Worse yet, q13fox.com quotes a prosecutor that believes it was the psycho-sexual evaluation that led Powell to murder the kids:
Just last week, the court ordered the boys’ dad, Josh, to undergo a psycho-sexual evaluation.
Pierce County Prosecutor Mark Lindquist thinks that may have been what triggered Sunday’s fire.
“Those tests are highly intrusive, highly thorough,” Lindquist said. “They cover a person’s entire life history, sexual history and there’s a polygraph involved. That was a good choice to get at information. Clearly it was something Mr. Powell feared and wasn’t about to go through.”
Are you kidding me?
Apparently, the only adults who recognized that Josh Powell, the only suspect in his wife’s disappearance, was dangerous were Susan Powell’s parents. They feared something like this would happen – if only we allowed fear-based suspicions to be used, we’d avert a lot of murders. At a conference on femicide at John Jay College in New York a few years ago, an expert indicated fear was the best indicator for a woman’s murder. Couldn’t there be a fear test just as there is a psycho-sexual test? Couldn’t we put trust into people’s knowledge of the suspect and their instinct? These murders are not unpredictable.

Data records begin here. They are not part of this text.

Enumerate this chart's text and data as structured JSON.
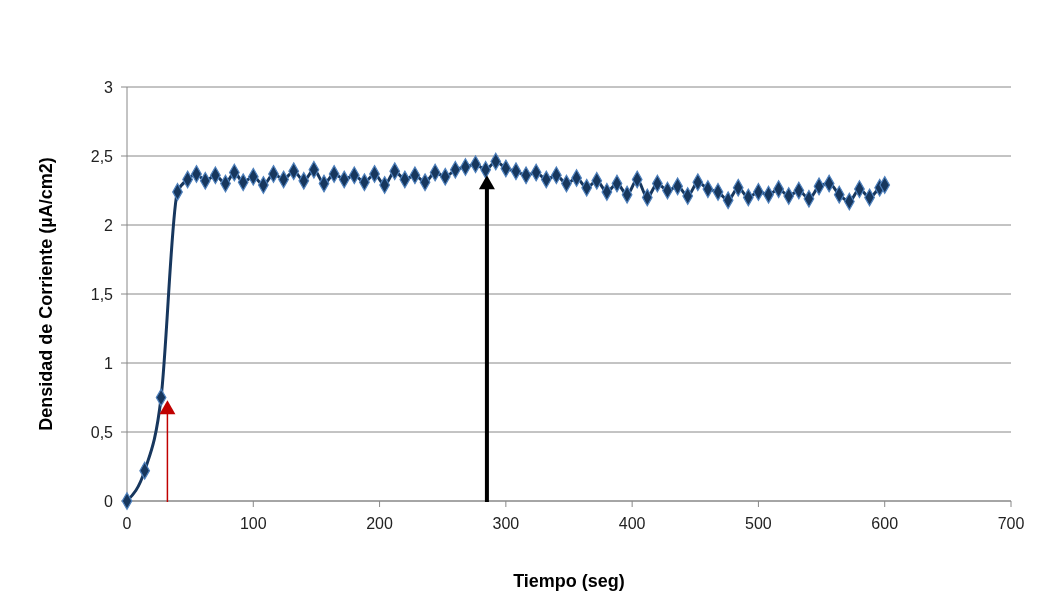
{
  "chart_data": {
    "type": "line",
    "xlabel": "Tiempo (seg)",
    "ylabel": "Densidad de Corriente (µA/cm2)",
    "xlim": [
      0,
      700
    ],
    "xticks": [
      0,
      100,
      200,
      300,
      400,
      500,
      600,
      700
    ],
    "ylim": [
      0,
      3
    ],
    "yticks": [
      0,
      {
        "value": 0.5,
        "label": "0,5"
      },
      1,
      {
        "value": 1.5,
        "label": "1,5"
      },
      2,
      {
        "value": 2.5,
        "label": "2,5"
      },
      3
    ],
    "grid": "y",
    "marker": "diamond",
    "line_style": "solid",
    "series": [
      {
        "color": "#17375e",
        "x": [
          0,
          14,
          27,
          40,
          48,
          55,
          62,
          70,
          78,
          85,
          92,
          100,
          108,
          116,
          124,
          132,
          140,
          148,
          156,
          164,
          172,
          180,
          188,
          196,
          204,
          212,
          220,
          228,
          236,
          244,
          252,
          260,
          268,
          276,
          284,
          292,
          300,
          308,
          316,
          324,
          332,
          340,
          348,
          356,
          364,
          372,
          380,
          388,
          396,
          404,
          412,
          420,
          428,
          436,
          444,
          452,
          460,
          468,
          476,
          484,
          492,
          500,
          508,
          516,
          524,
          532,
          540,
          548,
          556,
          564,
          572,
          580,
          588,
          596,
          600
        ],
        "values": [
          0,
          0.22,
          0.75,
          2.24,
          2.33,
          2.37,
          2.32,
          2.36,
          2.3,
          2.38,
          2.31,
          2.35,
          2.29,
          2.37,
          2.33,
          2.39,
          2.32,
          2.4,
          2.3,
          2.37,
          2.33,
          2.36,
          2.31,
          2.37,
          2.29,
          2.39,
          2.33,
          2.36,
          2.31,
          2.38,
          2.35,
          2.4,
          2.42,
          2.44,
          2.4,
          2.46,
          2.41,
          2.39,
          2.36,
          2.38,
          2.33,
          2.36,
          2.3,
          2.34,
          2.27,
          2.32,
          2.24,
          2.3,
          2.22,
          2.33,
          2.2,
          2.3,
          2.25,
          2.28,
          2.21,
          2.31,
          2.26,
          2.24,
          2.18,
          2.27,
          2.2,
          2.24,
          2.22,
          2.26,
          2.21,
          2.25,
          2.19,
          2.28,
          2.3,
          2.22,
          2.17,
          2.26,
          2.2,
          2.27,
          2.29
        ]
      }
    ]
  }
}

Nor are they an “extreme anomaly” as Carol Gage was quoted saying in an article (“Powell case raises questions about custody laws”) by John Hollenhorst.
Actually, the Leadership Council on Child Abuse and Interpersonal Violence estimates 58,000 children a year go into unsupervised visitation or sole or joint custody with a physically or sexually abusive parent. Although Powell, the primary suspect in his wife’s disappearance, had supervised visitation, it was at his father’s home — in Washington state (although the children had previously lived in Utah). I’m sure his pro bono lawyer helped him achieve that – quite a feat since many battered women don’t even have legal counsel when they go into court. This is one reason women who allege abuse can lose custody; another is the current climate that stresses contact with both parents. Parental rights shouldn’t – but often enough they do – trump children’s safety, as this case clearly illustrates. For more examples of custody-related homicides like these, the blog Dastardly Dads is one of the few sources keeping track of these tragedies: http://dastardlydads.blogspot.com/ They occur far more often than the media will admit .
Aside from context, headlines should also correctly place the blame and read something like this – Josh Powell, suspect in wife’s disappearance, sets fire to home, kills self, two sons. It should include his name and perhaps his status in the case. It should identify him as the person who set the fire, in an active voice (not “Fire kills husband of missing Utah woman , 2 boys” ). And, he should be identified as the father of the children. I’ve noted several cases of “father absent” headlines on my blog in the past.
The media can help raise awareness of custody-related cases of murder by providing accurate headlines and basic context — and most importantly, by correctly identifying the cause of murder – in this case, a dangerous father with malicious intent.